Desde París los habían llevado en autobús hasta la pequeña ciudad de Versalles y los habían dejado en el Hôtel des Réservoirs. Su equipaje fue descargado en el patio, donde de bastante mala manera les dijeron que lo entraran ellos mismos. Walter pensó que estaba claro que los franceses no iban a ser magnánimos en la victoria.

– No han ganado, eso es lo que les pasa – dijo Otto -. Puede que tampoco hayan perdido, o no del todo, porque los británicos y los norteamericanos los han salvado… pero de eso no pueden alardear mucho. Los hemos vencido, y ellos lo saben, por eso se sienten heridos en su descomedido orgullo.

El hotel era frío y lúgubre, pero los magnolios y los manzanos de fuera estaban en flor. Los alemanes tenían permiso para pasear por las tierras del gran château y visitar las tiendas. Siempre había un pequeño corrillo frente al hotel. La gente normal no era tan maligna como los funcionarios. En ocasiones los abucheaban, pero la mayoría de las veces simplemente sentían curiosidad por ver al enemigo.

Walter le escribió a Maud el primer día. No mencionó su matrimonio; no estaba convencido de que fuera seguro y, de todas formas, era difícil romper la costumbre del secretismo. Le dijo dónde estaba, describió el hotel y sus alrededores y le pidió que le contestara. Fue andando a la ciudad, compró un sello y envió la carta.

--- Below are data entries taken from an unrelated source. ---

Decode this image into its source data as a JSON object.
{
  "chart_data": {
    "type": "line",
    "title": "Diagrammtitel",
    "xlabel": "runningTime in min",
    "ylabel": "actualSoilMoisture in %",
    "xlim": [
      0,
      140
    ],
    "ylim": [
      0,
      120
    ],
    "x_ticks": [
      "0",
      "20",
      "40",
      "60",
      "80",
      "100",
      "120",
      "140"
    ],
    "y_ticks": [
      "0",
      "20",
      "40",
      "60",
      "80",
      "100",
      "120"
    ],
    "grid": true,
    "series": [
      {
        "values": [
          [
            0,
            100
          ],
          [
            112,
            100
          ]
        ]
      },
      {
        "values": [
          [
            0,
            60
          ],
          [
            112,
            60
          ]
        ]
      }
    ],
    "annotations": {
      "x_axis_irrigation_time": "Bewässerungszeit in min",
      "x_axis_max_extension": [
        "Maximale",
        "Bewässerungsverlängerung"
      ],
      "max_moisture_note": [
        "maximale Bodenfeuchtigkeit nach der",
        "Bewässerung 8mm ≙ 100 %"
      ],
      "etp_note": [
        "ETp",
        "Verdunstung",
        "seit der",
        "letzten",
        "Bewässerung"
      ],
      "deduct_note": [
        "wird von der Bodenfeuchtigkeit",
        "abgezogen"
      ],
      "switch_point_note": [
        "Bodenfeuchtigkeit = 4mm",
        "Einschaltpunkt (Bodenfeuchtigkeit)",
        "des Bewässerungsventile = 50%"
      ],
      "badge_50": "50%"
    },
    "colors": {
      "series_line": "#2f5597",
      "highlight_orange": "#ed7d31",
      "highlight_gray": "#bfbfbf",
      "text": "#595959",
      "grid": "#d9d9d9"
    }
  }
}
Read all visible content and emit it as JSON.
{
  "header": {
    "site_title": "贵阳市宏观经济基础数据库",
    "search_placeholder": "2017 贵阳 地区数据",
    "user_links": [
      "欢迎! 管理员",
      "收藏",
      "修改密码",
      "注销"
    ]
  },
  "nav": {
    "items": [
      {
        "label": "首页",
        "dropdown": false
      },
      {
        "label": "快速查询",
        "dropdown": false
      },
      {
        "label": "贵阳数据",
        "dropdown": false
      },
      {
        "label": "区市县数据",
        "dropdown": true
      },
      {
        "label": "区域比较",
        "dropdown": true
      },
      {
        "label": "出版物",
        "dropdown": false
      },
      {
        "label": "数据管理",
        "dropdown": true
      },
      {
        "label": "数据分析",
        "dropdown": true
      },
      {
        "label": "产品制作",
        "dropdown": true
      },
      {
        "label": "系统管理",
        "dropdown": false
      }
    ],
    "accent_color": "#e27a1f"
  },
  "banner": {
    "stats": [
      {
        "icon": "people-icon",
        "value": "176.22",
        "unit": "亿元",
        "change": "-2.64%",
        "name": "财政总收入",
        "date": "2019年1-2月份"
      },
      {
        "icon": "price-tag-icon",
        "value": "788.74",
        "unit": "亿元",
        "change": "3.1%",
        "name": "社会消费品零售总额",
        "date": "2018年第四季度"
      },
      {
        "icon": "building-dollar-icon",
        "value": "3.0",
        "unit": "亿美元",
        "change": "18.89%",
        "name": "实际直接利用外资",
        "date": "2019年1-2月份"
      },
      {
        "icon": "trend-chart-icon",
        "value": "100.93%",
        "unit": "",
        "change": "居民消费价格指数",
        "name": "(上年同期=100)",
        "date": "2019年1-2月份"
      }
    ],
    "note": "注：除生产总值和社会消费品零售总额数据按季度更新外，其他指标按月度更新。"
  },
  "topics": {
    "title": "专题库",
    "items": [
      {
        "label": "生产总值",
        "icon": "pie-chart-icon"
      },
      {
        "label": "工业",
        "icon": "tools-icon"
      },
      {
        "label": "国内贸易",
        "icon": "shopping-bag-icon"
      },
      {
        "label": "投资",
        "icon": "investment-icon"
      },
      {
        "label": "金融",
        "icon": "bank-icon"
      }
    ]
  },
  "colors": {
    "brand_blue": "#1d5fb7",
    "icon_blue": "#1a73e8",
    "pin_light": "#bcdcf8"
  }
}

Esperaba la respuesta con anhelante impaciencia. Si seguía viva, ¿lo amaría aún? Estaba casi seguro de que sí. Sin embargo, habían pasado dos años desde que Maud lo abrazara con ansia en aquella habitación de hotel de Estocolmo. El mundo estaba lleno de hombres que habían regresado de la guerra y se habían encontrado con que sus novias o sus esposas se habían enamorado de otro durante los largos años de separación.

Unos cuantos días después, los jefes de las delegaciones fueron convocados en el hotel Trianon Palace, al otro lado del parque, donde se les hizo entrega con gran ceremonia de copias impresas del tratado de paz esbozado por los victoriosos aliados. Estaba en francés. De vuelta en el Hôtel des Réservoirs, las copias fueron entregadas a los equipos de traductores. Walter era el jefe de uno de estos. Dividió su trabajo en secciones, las repartió y se sentó a leer.